Diğer malzeme ise yine aynı yerde volkanda ama bu malzeme bir çiçek. Volkanın iç duvarında yetişirler. Bu çiçeğe Ateş Gülü denir. Tam olarak açmış ve en az 1 günlük olmalıdır yoksa hiçbir işe yaramaz. Bu çiçekten kökleri ile birlikte en az 15 tane lazım.

Bu çiçek ve kristal hayal edebileceğinden çok daha değerli iki malzemedir. Bunu Kızıl Krallıkta parayla bile alazsın. Sadece yeraltı marketlerinde fayiş fiyatlara elde edebilirsin ve eğer sen bu malzemeleri fazla fazla toplar getirirsen hayatının sonuna kadar zengin bir hayat yaşayabilecek kadar para kazanabilirsin.”

“Anlıyorum.” Dedi Deniz Parvana, düşünceli bir yüz ifadesi ile “Peki kıdemliye nasıl güvenebilirim? Yani ben çıktıktan sonra beni ispiyonlamayacağınıza ya da ben malzemeler ile geldiğimde beni yakalatmayacağınıza…”

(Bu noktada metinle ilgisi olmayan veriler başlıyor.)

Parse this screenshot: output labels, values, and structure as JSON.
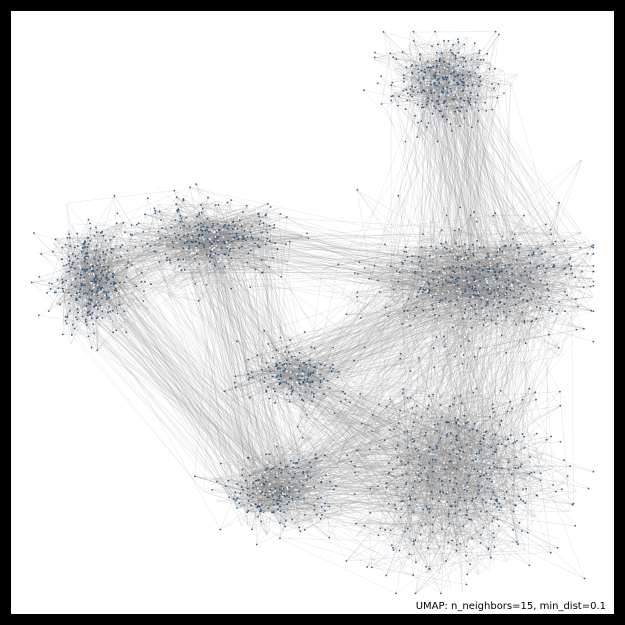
{
  "chart_data": {
    "type": "scatter",
    "subtype": "umap-connectivity",
    "annotation": "UMAP: n_neighbors=15, min_dist=0.1",
    "point_color": "#1f4e79",
    "point_highlight_color": "#ffffff",
    "edge_color": "#808080",
    "background": "#ffffff",
    "frame_color": "#000000",
    "axes_visible": false,
    "grid": false,
    "legend": "none",
    "xlim": [
      0,
      1
    ],
    "ylim": [
      0,
      1
    ],
    "clusters": [
      {
        "id": "A",
        "center": [
          0.11,
          0.56
        ],
        "spread": [
          0.07,
          0.09
        ],
        "n": 420
      },
      {
        "id": "B",
        "center": [
          0.32,
          0.63
        ],
        "spread": [
          0.12,
          0.06
        ],
        "n": 360
      },
      {
        "id": "C",
        "center": [
          0.47,
          0.39
        ],
        "spread": [
          0.09,
          0.05
        ],
        "n": 220
      },
      {
        "id": "D",
        "center": [
          0.44,
          0.18
        ],
        "spread": [
          0.09,
          0.06
        ],
        "n": 260
      },
      {
        "id": "E",
        "center": [
          0.76,
          0.21
        ],
        "spread": [
          0.17,
          0.16
        ],
        "n": 620
      },
      {
        "id": "F",
        "center": [
          0.8,
          0.56
        ],
        "spread": [
          0.17,
          0.09
        ],
        "n": 580
      },
      {
        "id": "G",
        "center": [
          0.73,
          0.91
        ],
        "spread": [
          0.09,
          0.07
        ],
        "n": 360
      }
    ],
    "inter_cluster_edges": [
      [
        "A",
        "B",
        140
      ],
      [
        "B",
        "C",
        90
      ],
      [
        "A",
        "D",
        160
      ],
      [
        "B",
        "D",
        120
      ],
      [
        "C",
        "E",
        140
      ],
      [
        "D",
        "E",
        200
      ],
      [
        "C",
        "F",
        160
      ],
      [
        "E",
        "F",
        220
      ],
      [
        "F",
        "G",
        260
      ],
      [
        "B",
        "F",
        90
      ],
      [
        "D",
        "F",
        110
      ]
    ]
  }
}
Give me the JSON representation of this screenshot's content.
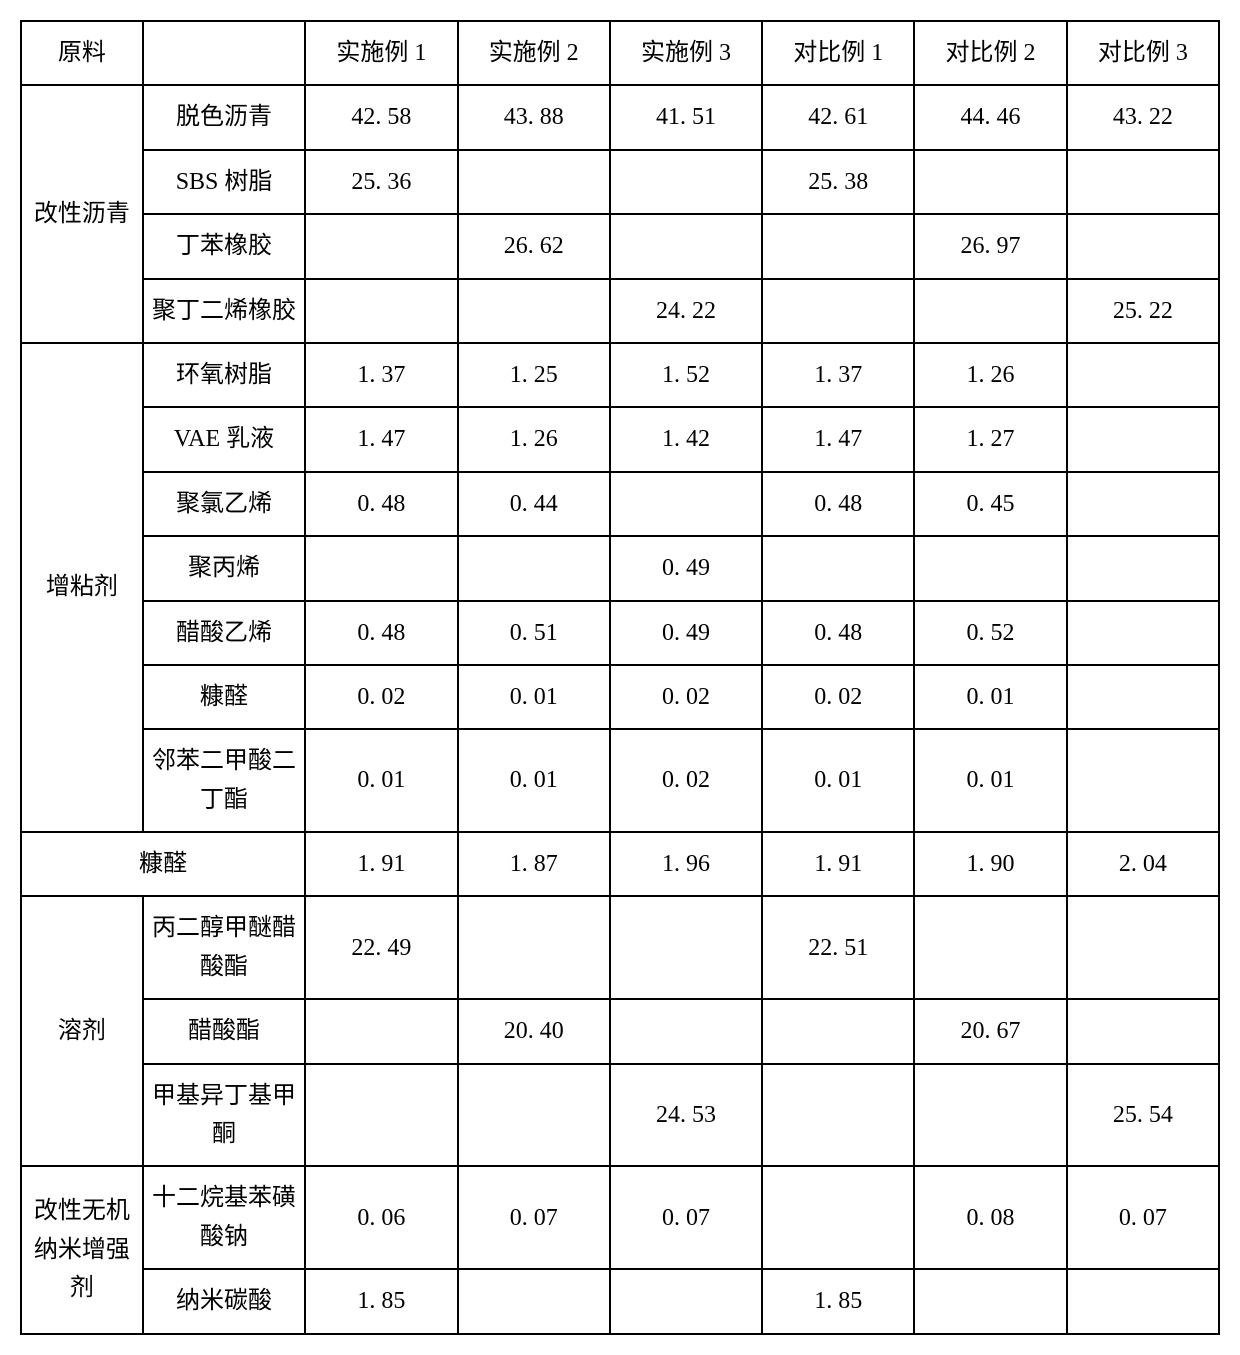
{
  "table": {
    "border_color": "#000000",
    "background_color": "#ffffff",
    "text_color": "#000000",
    "font_size": 24,
    "header": {
      "col0": "原料",
      "col1": "",
      "exp1": "实施例 1",
      "exp2": "实施例 2",
      "exp3": "实施例 3",
      "cmp1": "对比例 1",
      "cmp2": "对比例 2",
      "cmp3": "对比例 3"
    },
    "groups": [
      {
        "category": "改性沥青",
        "rows": [
          {
            "sub": "脱色沥青",
            "v": [
              "42. 58",
              "43. 88",
              "41. 51",
              "42. 61",
              "44. 46",
              "43. 22"
            ]
          },
          {
            "sub": "SBS 树脂",
            "v": [
              "25. 36",
              "",
              "",
              "25. 38",
              "",
              ""
            ]
          },
          {
            "sub": "丁苯橡胶",
            "v": [
              "",
              "26. 62",
              "",
              "",
              "26. 97",
              ""
            ]
          },
          {
            "sub": "聚丁二烯橡胶",
            "v": [
              "",
              "",
              "24. 22",
              "",
              "",
              "25. 22"
            ]
          }
        ]
      },
      {
        "category": "增粘剂",
        "rows": [
          {
            "sub": "环氧树脂",
            "v": [
              "1. 37",
              "1. 25",
              "1. 52",
              "1. 37",
              "1. 26",
              ""
            ]
          },
          {
            "sub": "VAE 乳液",
            "v": [
              "1. 47",
              "1. 26",
              "1. 42",
              "1. 47",
              "1. 27",
              ""
            ]
          },
          {
            "sub": "聚氯乙烯",
            "v": [
              "0. 48",
              "0. 44",
              "",
              "0. 48",
              "0. 45",
              ""
            ]
          },
          {
            "sub": "聚丙烯",
            "v": [
              "",
              "",
              "0. 49",
              "",
              "",
              ""
            ]
          },
          {
            "sub": "醋酸乙烯",
            "v": [
              "0. 48",
              "0. 51",
              "0. 49",
              "0. 48",
              "0. 52",
              ""
            ]
          },
          {
            "sub": "糠醛",
            "v": [
              "0. 02",
              "0. 01",
              "0. 02",
              "0. 02",
              "0. 01",
              ""
            ]
          },
          {
            "sub": "邻苯二甲酸二丁酯",
            "v": [
              "0. 01",
              "0. 01",
              "0. 02",
              "0. 01",
              "0. 01",
              ""
            ]
          }
        ]
      },
      {
        "category_merged": "糠醛",
        "rows": [
          {
            "v": [
              "1. 91",
              "1. 87",
              "1. 96",
              "1. 91",
              "1. 90",
              "2. 04"
            ]
          }
        ]
      },
      {
        "category": "溶剂",
        "rows": [
          {
            "sub": "丙二醇甲醚醋酸酯",
            "v": [
              "22. 49",
              "",
              "",
              "22. 51",
              "",
              ""
            ]
          },
          {
            "sub": "醋酸酯",
            "v": [
              "",
              "20. 40",
              "",
              "",
              "20. 67",
              ""
            ]
          },
          {
            "sub": "甲基异丁基甲酮",
            "v": [
              "",
              "",
              "24. 53",
              "",
              "",
              "25. 54"
            ]
          }
        ]
      },
      {
        "category": "改性无机纳米增强剂",
        "rows": [
          {
            "sub": "十二烷基苯磺酸钠",
            "v": [
              "0. 06",
              "0. 07",
              "0. 07",
              "",
              "0. 08",
              "0. 07"
            ]
          },
          {
            "sub": "纳米碳酸",
            "v": [
              "1. 85",
              "",
              "",
              "1. 85",
              "",
              ""
            ]
          }
        ]
      }
    ]
  }
}
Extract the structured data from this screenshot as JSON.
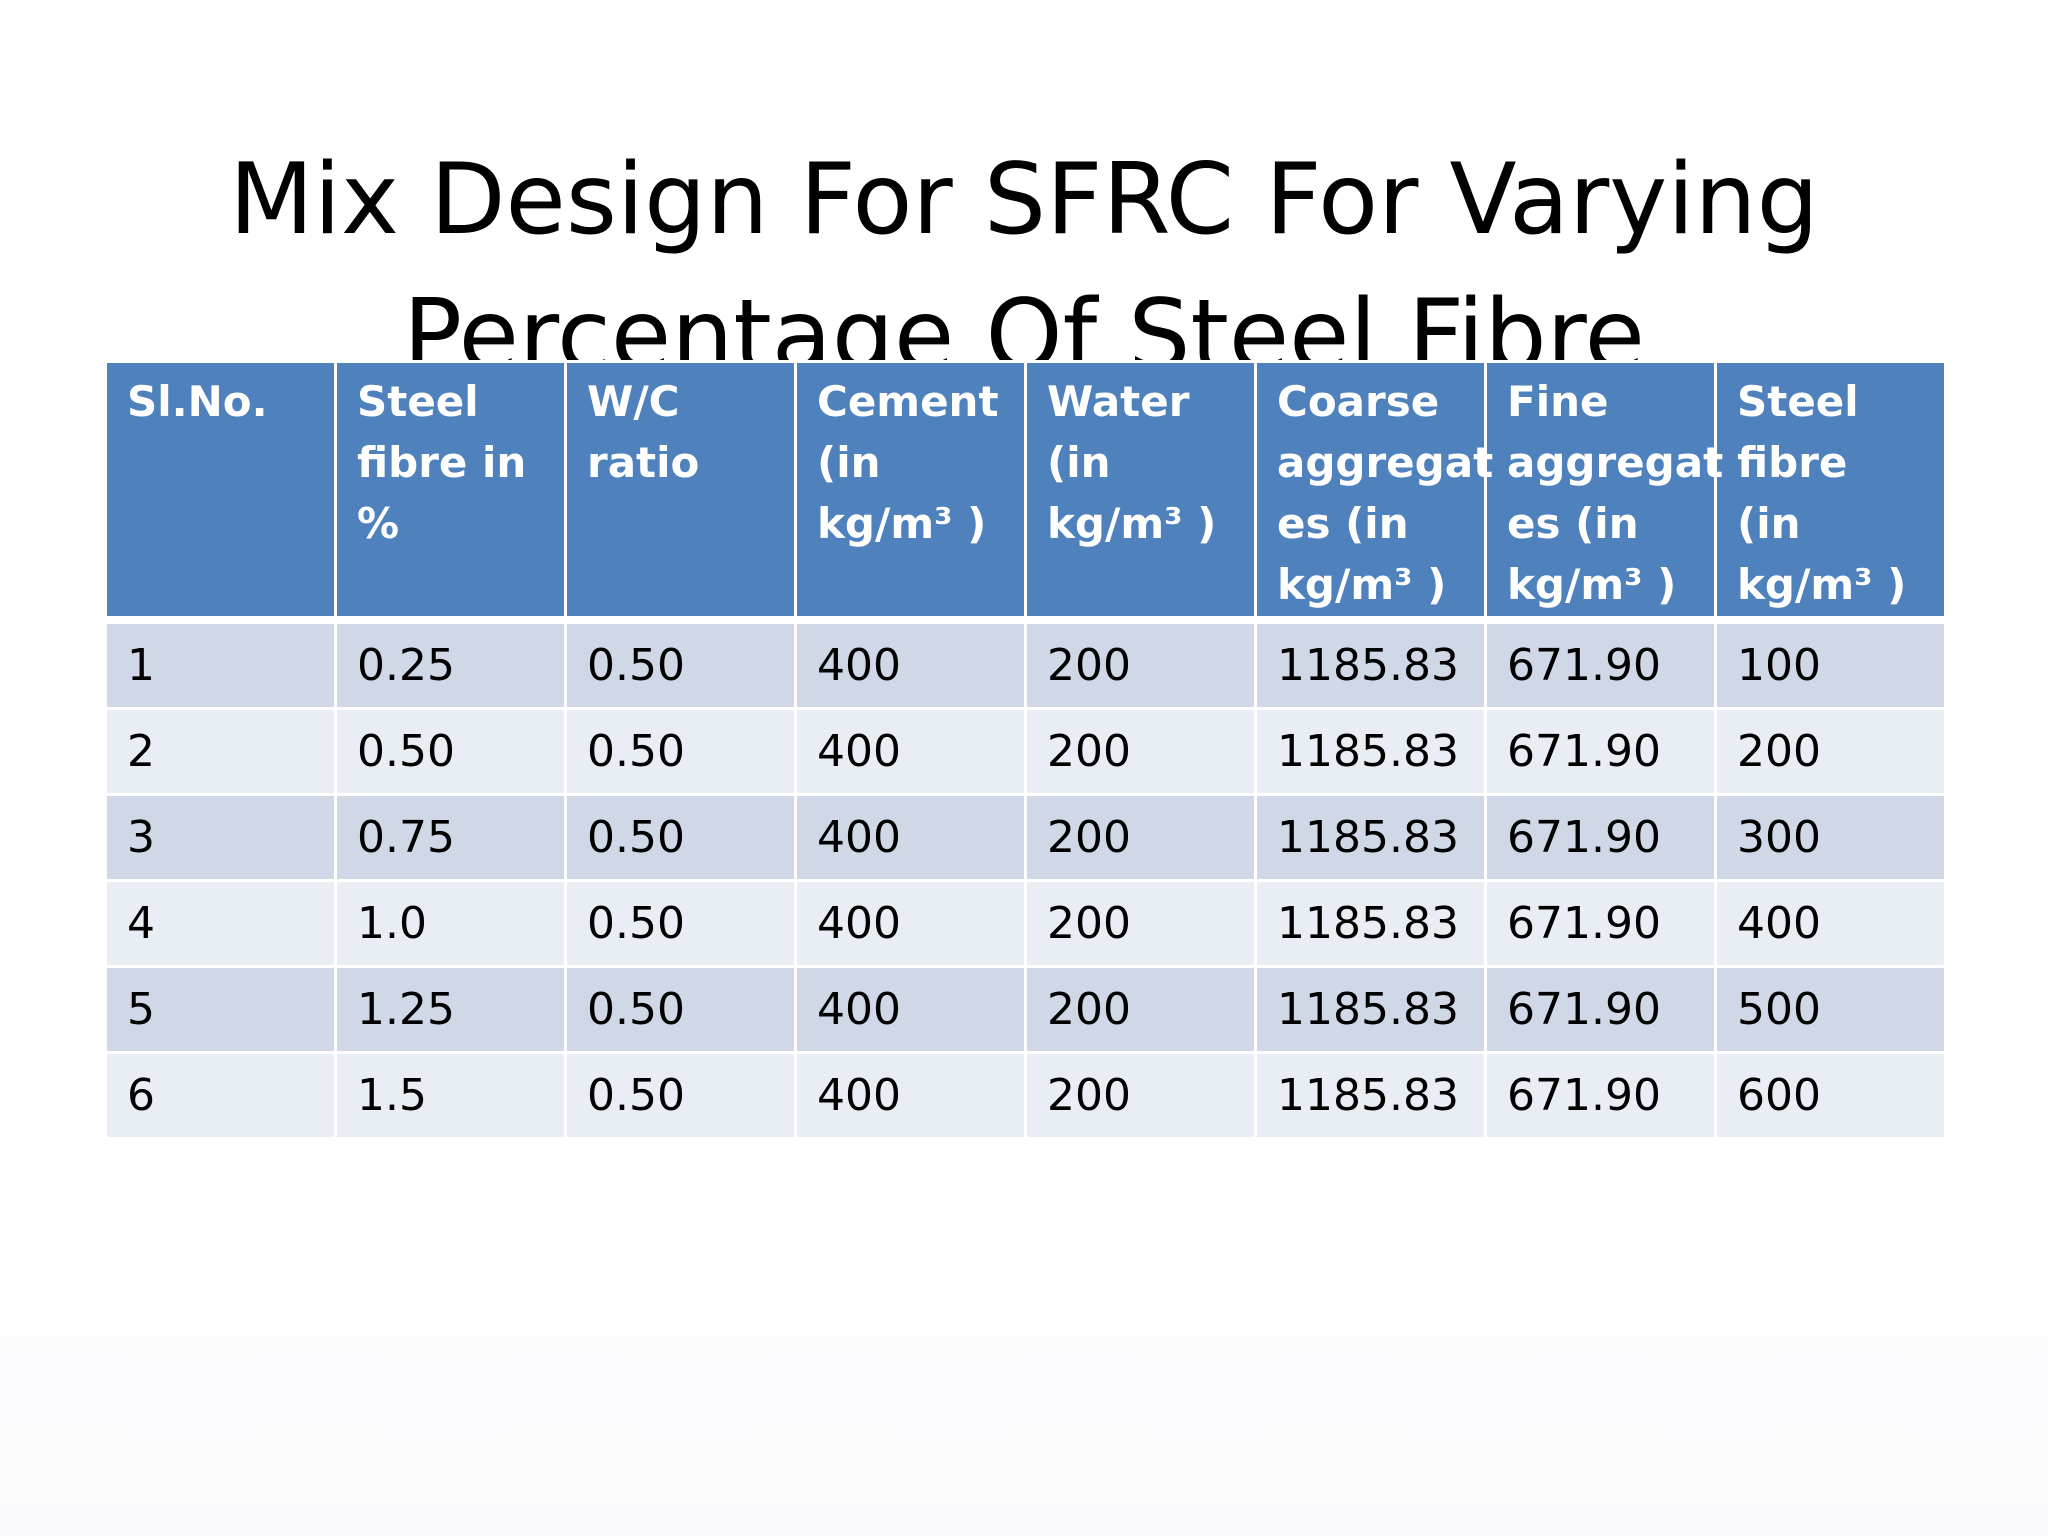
{
  "slide": {
    "title_line1": "Mix Design For SFRC For Varying",
    "title_line2": "Percentage Of Steel Fibre"
  },
  "table": {
    "headers": [
      "Sl.No.",
      "Steel fibre in %",
      "W/C ratio",
      "Cement (in kg/m³ )",
      "Water (in kg/m³ )",
      "Coarse aggregat es (in kg/m³ )",
      "Fine aggregat es (in kg/m³ )",
      "Steel fibre (in kg/m³ )"
    ],
    "rows": [
      [
        "1",
        "0.25",
        "0.50",
        "400",
        "200",
        "1185.83",
        "671.90",
        "100"
      ],
      [
        "2",
        "0.50",
        "0.50",
        "400",
        "200",
        "1185.83",
        "671.90",
        "200"
      ],
      [
        "3",
        "0.75",
        "0.50",
        "400",
        "200",
        "1185.83",
        "671.90",
        "300"
      ],
      [
        "4",
        "1.0",
        "0.50",
        "400",
        "200",
        "1185.83",
        "671.90",
        "400"
      ],
      [
        "5",
        "1.25",
        "0.50",
        "400",
        "200",
        "1185.83",
        "671.90",
        "500"
      ],
      [
        "6",
        "1.5",
        "0.50",
        "400",
        "200",
        "1185.83",
        "671.90",
        "600"
      ]
    ]
  },
  "colors": {
    "header_bg": "#4f81bd",
    "row_odd_bg": "#d0d8e8",
    "row_even_bg": "#e9edf4"
  }
}
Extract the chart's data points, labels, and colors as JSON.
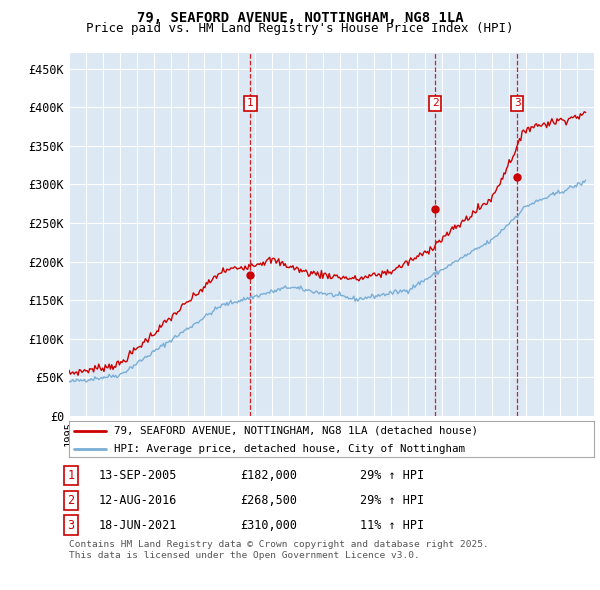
{
  "title": "79, SEAFORD AVENUE, NOTTINGHAM, NG8 1LA",
  "subtitle": "Price paid vs. HM Land Registry's House Price Index (HPI)",
  "ylim": [
    0,
    470000
  ],
  "yticks": [
    0,
    50000,
    100000,
    150000,
    200000,
    250000,
    300000,
    350000,
    400000,
    450000
  ],
  "ytick_labels": [
    "£0",
    "£50K",
    "£100K",
    "£150K",
    "£200K",
    "£250K",
    "£300K",
    "£350K",
    "£400K",
    "£450K"
  ],
  "plot_bg_color": "#dce9f5",
  "line1_color": "#cc0000",
  "line2_color": "#7aaed6",
  "transaction_year_floats": [
    2005.71,
    2016.62,
    2021.46
  ],
  "transaction_prices": [
    182000,
    268500,
    310000
  ],
  "transaction_labels": [
    "1",
    "2",
    "3"
  ],
  "transaction_pct": [
    "29% ↑ HPI",
    "29% ↑ HPI",
    "11% ↑ HPI"
  ],
  "transaction_date_strs": [
    "13-SEP-2005",
    "12-AUG-2016",
    "18-JUN-2021"
  ],
  "legend_line1": "79, SEAFORD AVENUE, NOTTINGHAM, NG8 1LA (detached house)",
  "legend_line2": "HPI: Average price, detached house, City of Nottingham",
  "footer": "Contains HM Land Registry data © Crown copyright and database right 2025.\nThis data is licensed under the Open Government Licence v3.0.",
  "title_fontsize": 10,
  "subtitle_fontsize": 9,
  "tick_fontsize": 8.5,
  "xstart": 1995,
  "xend": 2026
}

Yaşlı kadın kötü bir gülümseme göstererek, “He he he, güvenemezsin. Yapmak istiyorsan yapabilirsin ama Kızıl Krallıkta hiç kimseye güvenemezsin genç adam.”

Deniz Parvana yüzünde bir gülümseme ile yerinden kalktı ve kapıya doğru ilerledi. Kapıyı açtı ve tam çıkacakken arkasını döndü ve yüzünde kendinden emin bir gülümseme ile

“Kıdemlim… Diğer malzemeleri ve tarifi hazırlasanız iyi olur. ” dedi.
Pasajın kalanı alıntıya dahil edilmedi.